Baxter Mountain was listed in my guide book as an easy hike with a 2 mile round trip and 700 feet of elevation. That was exactly what I was looking for. Something that would not be very strenuous. Just a nice relaxing hike to pass the time and enjoy some nature before moving on to my next camp site. This mountain was reported to have some of the best views of the Adirondack high peaks relative to the amount of effort required to summit the mountain to enjoy them. I’d say that information was accurate. The views were great.
One funny thing happened on this hike. When you are unfamiliar with a trail you often may not know where the trail starts or where the trail ends for that matter and thus you may not know where the summit of the mountain actually is. AS I hiked the trail and began to get to where more of the vertical gain was I expected to reach the summit soon because I knew the hike was not particularly long. So when I reached an area with exposed rock and nice views and a family sitting there enjoying a picnic I assumed that I was at the summit so I found a nice quiet spot and sat down to enjoy the views and eat my lunch.

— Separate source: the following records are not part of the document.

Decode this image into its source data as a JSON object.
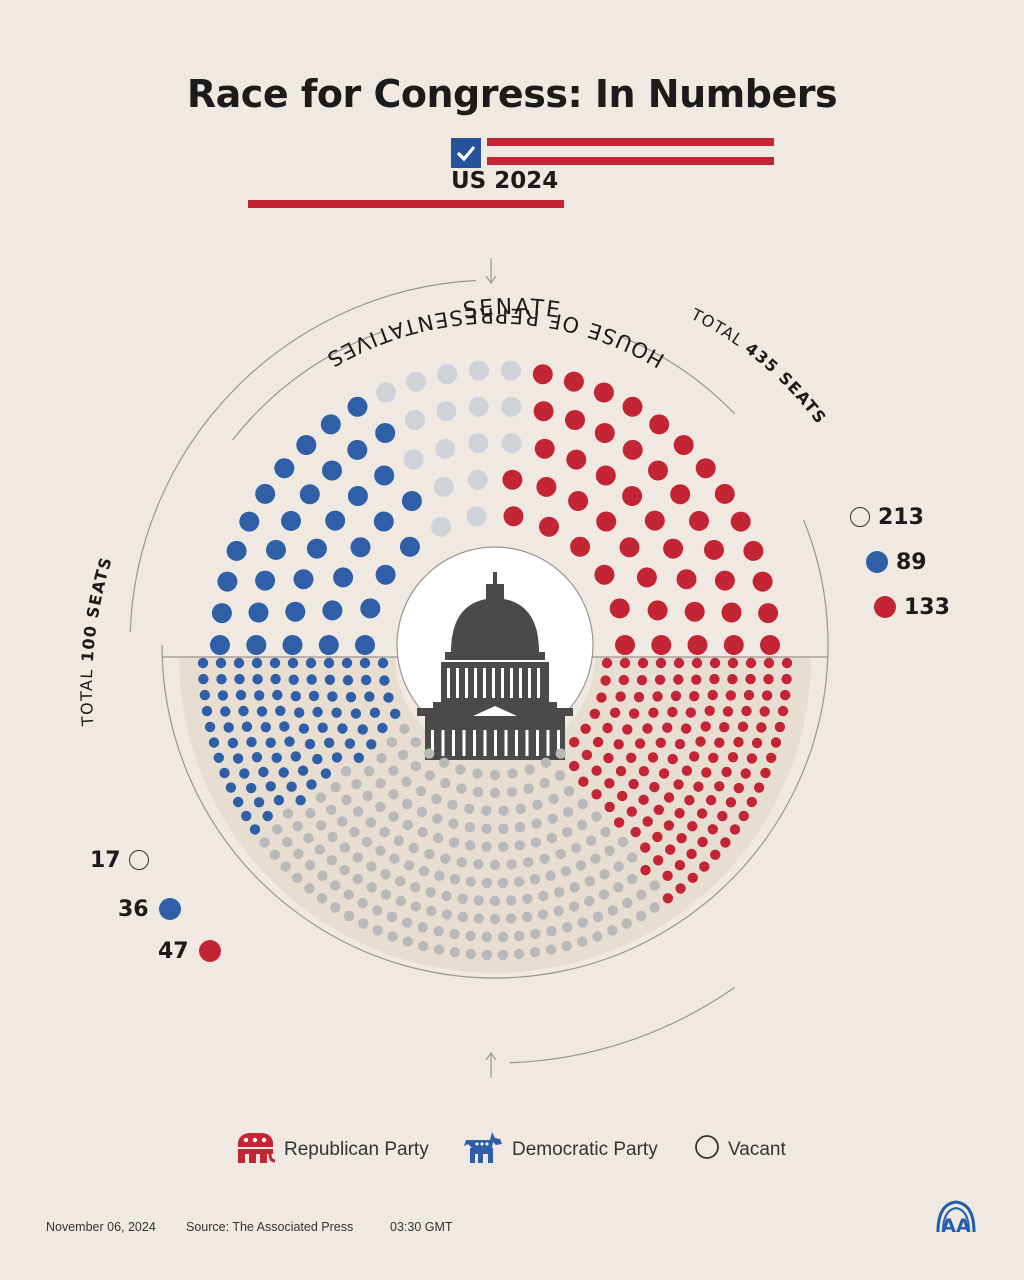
{
  "title": "Race for Congress: In Numbers",
  "subtitle": "US 2024",
  "chart_data": {
    "type": "parliament",
    "title": "Race for Congress: In Numbers",
    "subtitle": "US 2024",
    "colors": {
      "republican": "#c42535",
      "democratic": "#2f5fa7",
      "vacant": "#cfd2d8",
      "vacant_house": "#b9b9b9"
    },
    "chambers": [
      {
        "name": "SENATE",
        "total_label": "TOTAL 100 SEATS",
        "total_prefix": "TOTAL",
        "total_value": "100 SEATS",
        "series": [
          {
            "name": "Vacant",
            "value": 17
          },
          {
            "name": "Democratic Party",
            "value": 36
          },
          {
            "name": "Republican Party",
            "value": 47
          }
        ]
      },
      {
        "name": "HOUSE OF REPRESENTATIVES",
        "total_label": "TOTAL 435 SEATS",
        "total_prefix": "TOTAL",
        "total_value": "435 SEATS",
        "series": [
          {
            "name": "Vacant",
            "value": 213
          },
          {
            "name": "Democratic Party",
            "value": 89
          },
          {
            "name": "Republican Party",
            "value": 133
          }
        ]
      }
    ],
    "counts": {
      "senate": {
        "vacant": "17",
        "democratic": "36",
        "republican": "47"
      },
      "house": {
        "vacant": "213",
        "democratic": "89",
        "republican": "133"
      }
    }
  },
  "legend": [
    {
      "label": "Republican Party",
      "icon": "elephant-icon"
    },
    {
      "label": "Democratic Party",
      "icon": "donkey-icon"
    },
    {
      "label": "Vacant",
      "icon": "vacant-circle-icon"
    }
  ],
  "footer": {
    "date": "November 06, 2024",
    "source": "Source: The Associated Press",
    "time": "03:30 GMT"
  },
  "logo": "AA"
}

The views were quite nice there. However, it turns out that assumption I made turned out to make an ass out of me after all. As I headed back to a trail to retrace my steps and head back down the mountain I realized there was more trail going away from the way I had hiked up. Turns out I had not summitted the mountain, yet. I followed this trail farther up the mountain, not too far fortunately, and I reached what is actually the summit where the trail actually ends. And I made sure it ended there and did not continue farther. So I stopped here and enjoyed some more excellent views of the Adirondacks. That is one part that never gets old. The views are always stunning. I didn’t spend as much time as I would have otherwise at the true summit because I had already spent so much time where I first stopped and I had to head on out to my next campground. It was still a great time and an enjoyable hike and I learned something new. Do not assume you are at the summit just because you see someone stopped there.